Но то — вообще. А я рассказал о случаях, коснувшихся непосредственно меня. Люди, далёкие от авиации, часто полагают, что душевные переживания испытателя связаны только с его личным риском. А это не так. Далеко не так… В принципе я человек не суеверный. Ни в какие приметы не верю. Но передавать кому-нибудь из коллег начатое мною испытание издавна сильно невзлюбил.

Как я был взяткодателем

Взяток я никогда не брал (правда, никто мне их и не предлагал — не такие я занимал должности). Но насчёт того, чтобы самому их давать — грешен. Был такой случай. Причём, давал не только сам, но в сговоре со своим механиком. Кажется, это по закону усугубляет меру уголовной ответственности. Единственное, на что я могу сегодня надеяться, это на давность совершенного правонарушения.

Дело было вскоре после войны. Мне поручили принять на Ташкентском авиазаводе самолёт и перегнать его как можно скорее в Москву.

— Ну, особенно скоро не получится, — сказали умудрённые опытом военных перегонов коллеги. — Машина тихоходна, а главное, насидишься на промежуточных аэродромах: бензин всюду в дефиците, да и заправщиков не хватает.

Действительно, машине, которую мне предстояло перегонять, по дороге от Ташкента до Москвы требовались по крайней мере две, а то и три посадки.

Но мой механик Саша Демичев (в будущем сам ставший лётчиком) сделал ответственное заявление:

— Перегоним за один день. Будь спок.

И я, доверившись ему, рискнул заключить с коллегами несколько пари.

В Ташкент нас забросили на попутной рейсовой машине. Дня два ушло на оформление документации, приёмку Демичевым самолёта, короткий пробный полет в районе заводского аэродрома. И вот ранним утром мы двинулись в путь.

Погода была хорошая, моторы работали ровно, машина спокойно шла на автопилоте. В общем, все было тихо и мирно — до первой посадки. Приземлившись, мы обнаружили на аэродромной стоянке длинный ряд самолётов, ожидающих заправки, и один-единственный автозаправщик, шланг которого заканчивался пистолетом, вставленным в заправочную горловину баков очередного счастливчика.
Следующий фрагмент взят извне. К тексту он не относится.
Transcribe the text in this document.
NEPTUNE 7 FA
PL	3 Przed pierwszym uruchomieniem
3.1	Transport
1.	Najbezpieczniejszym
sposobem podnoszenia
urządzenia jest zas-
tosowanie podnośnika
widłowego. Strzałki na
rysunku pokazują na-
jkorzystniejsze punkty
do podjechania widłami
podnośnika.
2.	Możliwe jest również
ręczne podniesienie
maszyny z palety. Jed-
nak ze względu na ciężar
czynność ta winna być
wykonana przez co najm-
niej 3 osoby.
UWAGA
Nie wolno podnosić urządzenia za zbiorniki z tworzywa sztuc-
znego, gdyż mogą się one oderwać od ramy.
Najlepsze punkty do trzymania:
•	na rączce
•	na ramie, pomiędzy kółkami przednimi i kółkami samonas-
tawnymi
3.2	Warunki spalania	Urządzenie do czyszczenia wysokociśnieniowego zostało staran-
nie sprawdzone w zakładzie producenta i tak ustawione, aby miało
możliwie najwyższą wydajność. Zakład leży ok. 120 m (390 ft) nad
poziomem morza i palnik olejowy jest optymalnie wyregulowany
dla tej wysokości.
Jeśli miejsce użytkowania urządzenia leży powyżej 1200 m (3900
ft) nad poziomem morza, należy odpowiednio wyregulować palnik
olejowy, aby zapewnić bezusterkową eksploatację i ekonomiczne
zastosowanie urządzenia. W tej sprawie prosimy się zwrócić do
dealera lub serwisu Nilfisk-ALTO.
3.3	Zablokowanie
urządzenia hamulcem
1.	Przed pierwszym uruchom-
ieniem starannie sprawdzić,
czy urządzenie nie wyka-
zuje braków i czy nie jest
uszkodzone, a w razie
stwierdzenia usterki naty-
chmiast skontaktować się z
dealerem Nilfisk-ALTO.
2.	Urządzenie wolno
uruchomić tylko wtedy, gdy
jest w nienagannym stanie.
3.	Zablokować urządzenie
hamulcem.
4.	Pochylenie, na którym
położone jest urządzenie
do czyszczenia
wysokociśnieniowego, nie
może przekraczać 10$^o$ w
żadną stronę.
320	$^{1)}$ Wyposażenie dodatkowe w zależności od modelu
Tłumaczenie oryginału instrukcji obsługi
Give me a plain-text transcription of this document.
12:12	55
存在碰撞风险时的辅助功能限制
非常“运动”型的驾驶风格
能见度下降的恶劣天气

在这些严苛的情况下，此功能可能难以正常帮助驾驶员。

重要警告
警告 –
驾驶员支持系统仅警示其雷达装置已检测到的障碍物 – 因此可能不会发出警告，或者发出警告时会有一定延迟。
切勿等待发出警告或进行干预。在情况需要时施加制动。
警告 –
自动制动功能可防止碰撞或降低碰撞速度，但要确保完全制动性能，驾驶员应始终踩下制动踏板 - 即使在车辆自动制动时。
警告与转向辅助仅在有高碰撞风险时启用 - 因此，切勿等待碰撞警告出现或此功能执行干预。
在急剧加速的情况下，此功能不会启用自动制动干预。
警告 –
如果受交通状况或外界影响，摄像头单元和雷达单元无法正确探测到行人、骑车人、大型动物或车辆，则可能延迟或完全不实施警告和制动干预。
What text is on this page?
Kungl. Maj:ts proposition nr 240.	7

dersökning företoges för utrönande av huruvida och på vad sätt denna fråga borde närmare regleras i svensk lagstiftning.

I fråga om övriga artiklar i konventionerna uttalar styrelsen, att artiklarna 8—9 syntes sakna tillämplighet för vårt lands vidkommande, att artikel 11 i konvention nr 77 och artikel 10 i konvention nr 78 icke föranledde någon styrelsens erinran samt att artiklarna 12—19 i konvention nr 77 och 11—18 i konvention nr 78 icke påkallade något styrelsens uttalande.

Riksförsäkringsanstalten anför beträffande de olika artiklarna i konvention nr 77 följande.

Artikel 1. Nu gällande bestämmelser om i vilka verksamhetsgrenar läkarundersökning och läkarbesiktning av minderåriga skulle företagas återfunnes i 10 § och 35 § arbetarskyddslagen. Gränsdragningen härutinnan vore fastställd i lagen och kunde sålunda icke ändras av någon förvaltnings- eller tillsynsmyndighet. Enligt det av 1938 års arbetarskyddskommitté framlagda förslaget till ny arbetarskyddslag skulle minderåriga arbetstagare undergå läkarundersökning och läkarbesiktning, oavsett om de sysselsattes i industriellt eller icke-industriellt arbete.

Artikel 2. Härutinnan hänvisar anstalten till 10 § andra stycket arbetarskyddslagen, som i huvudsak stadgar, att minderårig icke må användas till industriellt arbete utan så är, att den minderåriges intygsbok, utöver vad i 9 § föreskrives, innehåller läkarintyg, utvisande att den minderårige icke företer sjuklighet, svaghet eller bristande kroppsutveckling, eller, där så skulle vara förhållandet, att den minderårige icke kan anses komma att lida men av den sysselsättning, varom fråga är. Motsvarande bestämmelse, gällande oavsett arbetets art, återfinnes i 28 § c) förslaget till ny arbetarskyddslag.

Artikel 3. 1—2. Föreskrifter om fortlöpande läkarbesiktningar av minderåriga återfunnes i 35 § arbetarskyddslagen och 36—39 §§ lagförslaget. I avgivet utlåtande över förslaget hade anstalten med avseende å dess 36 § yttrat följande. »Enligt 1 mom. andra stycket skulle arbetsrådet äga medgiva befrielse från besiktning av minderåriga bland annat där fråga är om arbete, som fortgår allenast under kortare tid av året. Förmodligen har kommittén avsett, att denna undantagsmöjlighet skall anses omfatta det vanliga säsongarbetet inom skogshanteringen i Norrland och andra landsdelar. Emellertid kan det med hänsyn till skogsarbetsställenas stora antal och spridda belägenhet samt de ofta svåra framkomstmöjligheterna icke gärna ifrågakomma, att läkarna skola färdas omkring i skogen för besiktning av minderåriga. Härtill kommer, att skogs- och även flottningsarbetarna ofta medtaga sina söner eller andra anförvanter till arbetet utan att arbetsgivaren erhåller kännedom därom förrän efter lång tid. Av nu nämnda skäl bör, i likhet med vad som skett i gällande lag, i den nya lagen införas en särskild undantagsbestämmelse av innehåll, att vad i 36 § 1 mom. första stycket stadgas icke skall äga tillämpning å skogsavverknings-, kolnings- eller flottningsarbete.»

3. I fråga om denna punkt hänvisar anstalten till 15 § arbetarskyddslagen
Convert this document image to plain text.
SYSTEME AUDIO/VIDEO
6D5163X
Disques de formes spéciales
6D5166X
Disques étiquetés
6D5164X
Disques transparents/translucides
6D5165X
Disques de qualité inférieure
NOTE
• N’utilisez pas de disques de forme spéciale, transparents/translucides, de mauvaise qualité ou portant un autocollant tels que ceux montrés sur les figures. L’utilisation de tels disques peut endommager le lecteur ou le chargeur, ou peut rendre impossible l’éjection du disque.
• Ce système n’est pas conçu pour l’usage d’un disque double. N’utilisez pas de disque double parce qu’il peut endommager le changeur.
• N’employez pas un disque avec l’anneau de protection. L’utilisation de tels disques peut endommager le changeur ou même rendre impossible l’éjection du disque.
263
— Что ж, Саша, — сказал я. — Иди, займи очередь.

Но Саша не торопился выполнять моё распоряжение. Он достал из своего механического имущества небольшую, примерно литровую, фляжку и наполнил её спиртом из тоже неизвестно откуда взявшейся у него канистры. С этой фляжкой он отправился на переговоры с заправщиком. Переговоры эти увенчались потрясающим успехом. Едва завершив операцию по уже начатой заправке очередной машины, заправщик под аккомпанемент негодующих воплей обманутых в своих ожиданиях очередников направился прямо к нам, и через двадцать минут мы были готовы отправляться дальше в путь.

В точности то же самое произошло и на втором, и на третьем промежуточном аэродроме.

Солнце склонялось к закату, когда мы подошли к своей базе, лихо отметились в развороте над ангарами и сели, закончив перегон в течение одного дня. Пари были выиграны.

Но это был единственный случай в моей жизни, когда я куда бы то ни было впёрся вне очереди. Даже если имел на то формальное право. Очень уж запомнилось мне праведное возмущение механиков, которых мы тогда столь нахально обошли с заправкой. Так что, если я и взяткодатель, то прошу учесть, что раскаявшийся.

Но что я тогда впервые усвоил, так это преимущество свободно конвертируемой валюты (в данном случае — спирта) перед любой иной.

Визит к Кощею

В один прекрасный день я отправился к Ульриху. Не уверен, что сегодня многие помнят, кто такой был генерал-полковник юстиции Василий Васильевич Ульрих. Но в тридцатых—сороковых годах он представлял собой одну из самых мрачных и в то же время видных фигур сталинской репрессивной системы. Как председатель Военной коллегии Верховного суда СССР он возглавлял всю разветвлённую систему республиканских и областных военных судов, но особенно известен был тем, что лично председательствовал на процессах над людьми, ещё недавно занимавшими высшие государственные и партийные посты: Каменевым, Зиновьевым, Бухариным, Рыковым, Тухачевским…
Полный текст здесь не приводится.